Mark Rolfing on Golf Channel this morning had some interesting things to say concerning the decline of the PGA Tour’s West Coast Swing. His main point was one I’ve been making for a while, but he stated it more elequently, perhaps.
Rolfing said the FedEx Cup (which he demurely referred to as “playing so much in September”) had effectively turned January and February into the “off season” for many top golfers. Great point well-stated.
Then he went off the rails.
Rolfing next complained about events such as the Dubai Desert Classic, saying they paid appearance fees to top players, pumping up the OWGR points for those events.

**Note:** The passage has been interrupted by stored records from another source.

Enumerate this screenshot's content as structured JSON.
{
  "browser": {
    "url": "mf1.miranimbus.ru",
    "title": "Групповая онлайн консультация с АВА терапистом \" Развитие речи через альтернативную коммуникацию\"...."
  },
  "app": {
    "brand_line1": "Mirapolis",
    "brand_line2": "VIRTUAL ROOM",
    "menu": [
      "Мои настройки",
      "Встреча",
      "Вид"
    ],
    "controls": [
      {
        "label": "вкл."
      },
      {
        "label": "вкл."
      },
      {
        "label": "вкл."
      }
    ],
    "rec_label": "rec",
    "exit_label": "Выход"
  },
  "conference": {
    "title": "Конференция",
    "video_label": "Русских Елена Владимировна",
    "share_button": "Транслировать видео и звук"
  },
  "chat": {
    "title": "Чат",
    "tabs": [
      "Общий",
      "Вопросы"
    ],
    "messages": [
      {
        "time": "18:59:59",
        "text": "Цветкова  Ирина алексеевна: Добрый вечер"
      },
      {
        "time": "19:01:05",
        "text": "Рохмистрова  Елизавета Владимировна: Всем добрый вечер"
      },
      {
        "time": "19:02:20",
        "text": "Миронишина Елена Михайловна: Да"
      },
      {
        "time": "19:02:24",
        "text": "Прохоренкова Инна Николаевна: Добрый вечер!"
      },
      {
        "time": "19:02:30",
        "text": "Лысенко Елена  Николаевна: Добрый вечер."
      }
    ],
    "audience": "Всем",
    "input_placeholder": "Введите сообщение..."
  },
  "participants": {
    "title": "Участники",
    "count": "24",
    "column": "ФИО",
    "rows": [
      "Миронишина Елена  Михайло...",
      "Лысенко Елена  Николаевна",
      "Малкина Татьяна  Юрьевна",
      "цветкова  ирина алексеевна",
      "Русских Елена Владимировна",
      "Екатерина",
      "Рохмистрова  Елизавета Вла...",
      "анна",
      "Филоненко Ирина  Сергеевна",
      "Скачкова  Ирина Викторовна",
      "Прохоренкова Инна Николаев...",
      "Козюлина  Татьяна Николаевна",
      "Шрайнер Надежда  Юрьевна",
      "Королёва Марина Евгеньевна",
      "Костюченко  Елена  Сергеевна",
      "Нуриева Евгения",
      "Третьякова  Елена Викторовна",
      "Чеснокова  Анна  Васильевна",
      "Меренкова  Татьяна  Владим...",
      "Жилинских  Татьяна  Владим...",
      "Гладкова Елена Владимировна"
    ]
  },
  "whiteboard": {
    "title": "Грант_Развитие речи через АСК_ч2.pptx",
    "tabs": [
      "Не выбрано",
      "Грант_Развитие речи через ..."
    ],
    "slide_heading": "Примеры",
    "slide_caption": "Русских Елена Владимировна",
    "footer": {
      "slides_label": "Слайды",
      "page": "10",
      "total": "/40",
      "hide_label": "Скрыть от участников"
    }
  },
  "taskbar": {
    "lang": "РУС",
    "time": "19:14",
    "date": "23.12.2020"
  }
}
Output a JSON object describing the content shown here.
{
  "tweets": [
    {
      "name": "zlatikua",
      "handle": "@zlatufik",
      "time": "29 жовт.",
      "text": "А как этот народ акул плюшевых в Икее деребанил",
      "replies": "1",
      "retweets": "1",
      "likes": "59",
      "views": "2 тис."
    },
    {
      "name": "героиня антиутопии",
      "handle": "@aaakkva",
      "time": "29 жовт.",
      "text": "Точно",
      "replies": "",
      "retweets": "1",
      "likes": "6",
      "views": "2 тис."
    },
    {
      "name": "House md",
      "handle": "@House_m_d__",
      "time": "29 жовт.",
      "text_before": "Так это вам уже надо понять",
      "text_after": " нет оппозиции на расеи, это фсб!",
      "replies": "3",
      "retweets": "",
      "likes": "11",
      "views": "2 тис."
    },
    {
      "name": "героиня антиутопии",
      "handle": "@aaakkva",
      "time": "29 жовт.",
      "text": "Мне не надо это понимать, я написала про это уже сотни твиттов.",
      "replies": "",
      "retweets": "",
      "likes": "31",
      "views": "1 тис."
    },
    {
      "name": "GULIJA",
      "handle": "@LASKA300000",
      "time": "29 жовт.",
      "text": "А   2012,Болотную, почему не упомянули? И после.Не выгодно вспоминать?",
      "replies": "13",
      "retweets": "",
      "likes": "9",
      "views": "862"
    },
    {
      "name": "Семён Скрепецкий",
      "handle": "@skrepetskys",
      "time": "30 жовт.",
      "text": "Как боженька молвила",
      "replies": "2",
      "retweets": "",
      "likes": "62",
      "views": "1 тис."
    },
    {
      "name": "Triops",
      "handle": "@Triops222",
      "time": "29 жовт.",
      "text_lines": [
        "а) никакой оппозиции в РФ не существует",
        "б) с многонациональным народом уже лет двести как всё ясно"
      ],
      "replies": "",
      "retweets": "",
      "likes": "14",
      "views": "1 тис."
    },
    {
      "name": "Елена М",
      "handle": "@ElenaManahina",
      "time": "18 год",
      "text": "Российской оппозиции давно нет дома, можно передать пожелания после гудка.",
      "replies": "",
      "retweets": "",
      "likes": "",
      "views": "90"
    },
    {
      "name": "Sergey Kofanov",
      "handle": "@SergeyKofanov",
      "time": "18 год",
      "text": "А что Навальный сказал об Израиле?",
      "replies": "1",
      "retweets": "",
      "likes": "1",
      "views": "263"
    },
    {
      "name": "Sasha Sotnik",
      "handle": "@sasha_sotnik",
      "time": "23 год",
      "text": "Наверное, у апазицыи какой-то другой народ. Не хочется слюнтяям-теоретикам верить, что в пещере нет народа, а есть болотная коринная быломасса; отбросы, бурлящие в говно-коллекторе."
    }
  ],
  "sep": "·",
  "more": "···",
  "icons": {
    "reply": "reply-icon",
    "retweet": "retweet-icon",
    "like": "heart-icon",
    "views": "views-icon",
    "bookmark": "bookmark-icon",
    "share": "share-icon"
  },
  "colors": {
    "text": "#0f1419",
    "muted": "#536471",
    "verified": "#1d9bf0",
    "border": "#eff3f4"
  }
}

Okay, that’s total Twilight Zone stuff there. Because either top players are weighted too heavily in an event or they aren’t. It has nothing to do with whether they are paid to play or where the event takes place. If Rolfing has a problem with the OWGR system, complaining about the Desert Swing of the European Tour is not in any way, shape, or form addressing the issue. (In fact, the plentiful points allocated for the top players in the OWGR system has a very strong connection to the limited-field tournaments problem I wrote about just yesterday.)
Rolfing then states, as if it were undeniable fact, that it’s harder to finish in the top ten in Phoenix than in Dubai. I guess that’s because all the Ryder Cup losers are at Phoenix while the winners are at Dubai. (If Rolfing thinks finishing in the top ten at Dubai is easy, what does he think about Tiger Woods’s World Challenge to Find a Sponsor 18-man shindig every December? Why don’t we hear him complain about that event?)

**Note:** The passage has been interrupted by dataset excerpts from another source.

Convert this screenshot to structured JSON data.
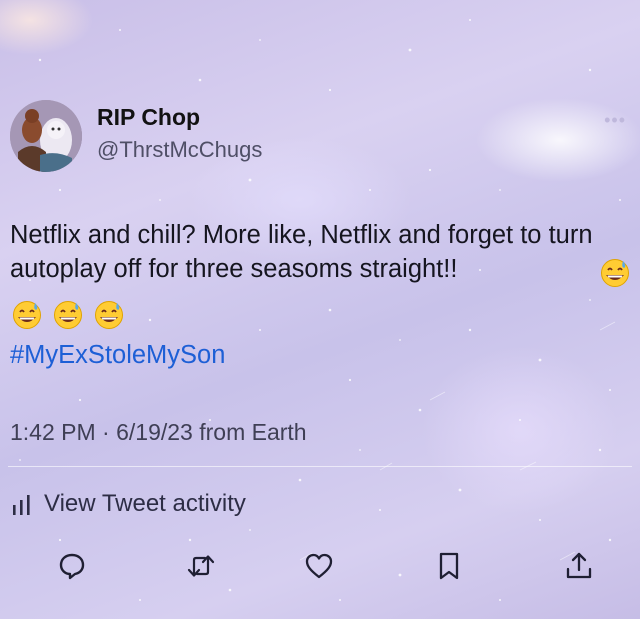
{
  "user": {
    "display_name": "RIP Chop",
    "handle": "@ThrstMcChugs",
    "avatar_icon": "avatar-photo"
  },
  "tweet": {
    "text": "Netflix and chill? More like, Netflix and forget to turn autoplay off for three seasoms straight!!",
    "emoji_icon": "grinning-face-with-sweat-icon",
    "emoji_count": 4,
    "hashtag": "#MyExStoleMySon",
    "timestamp": "1:42 PM · 6/19/23 from Earth"
  },
  "activity": {
    "label": "View Tweet activity",
    "icon": "bar-chart-icon"
  },
  "actions": [
    {
      "name": "reply",
      "icon": "reply-icon"
    },
    {
      "name": "retweet",
      "icon": "retweet-icon"
    },
    {
      "name": "like",
      "icon": "heart-icon"
    },
    {
      "name": "bookmark",
      "icon": "bookmark-icon"
    },
    {
      "name": "share",
      "icon": "share-icon"
    }
  ],
  "colors": {
    "text": "#15151f",
    "link": "#1d5fd6",
    "secondary": "#4f4f66"
  }
}
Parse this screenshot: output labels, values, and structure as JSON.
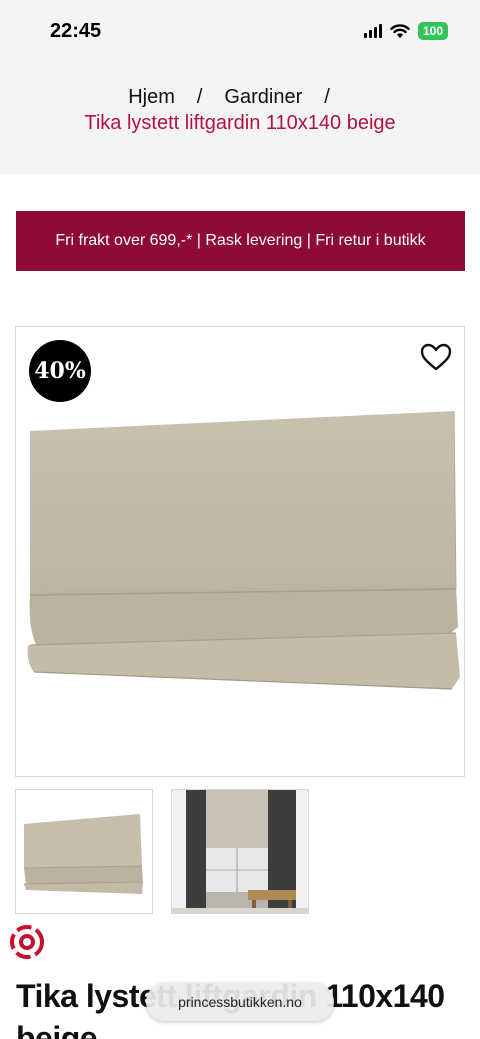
{
  "status_bar": {
    "time": "22:45",
    "battery": "100"
  },
  "breadcrumb": {
    "items": [
      "Hjem",
      "Gardiner"
    ],
    "separator": "/",
    "current": "Tika lystett liftgardin 110x140 beige"
  },
  "promo": {
    "text": "Fri frakt over 699,-* | Rask levering | Fri retur i butikk"
  },
  "product": {
    "discount": "40%",
    "title_lines": [
      "Tika lystett liftgardin 110x140",
      "beige"
    ]
  },
  "browser": {
    "url": "princessbutikken.no"
  },
  "colors": {
    "accent": "#8e0a36",
    "breadcrumb_current": "#b0143e",
    "fabric": "#c4bba9",
    "badge": "#000000"
  },
  "icons": [
    "signal-icon",
    "wifi-icon",
    "battery-icon",
    "heart-icon",
    "brand-logo-icon"
  ]
}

Besides, let’s be honest about appearance fees. We all know the PGA Tour allows appearance fees as long as you lie about it. Steve Elling got in hot water for describing how a pay-for-play policy lassoed both Phil Mickelson and Tiger Woods for the Greenbrier one year. You pay for “outside activities,” not the tournament itself. Uh, huh. Sure.
And then consider how at one time the Buick events unfailingly landed Tiger Woods — while they paid Woods under the umbrella of a general endorsement deal.
Rolfing started off by making a very good point but weakened it by unrelated complaints.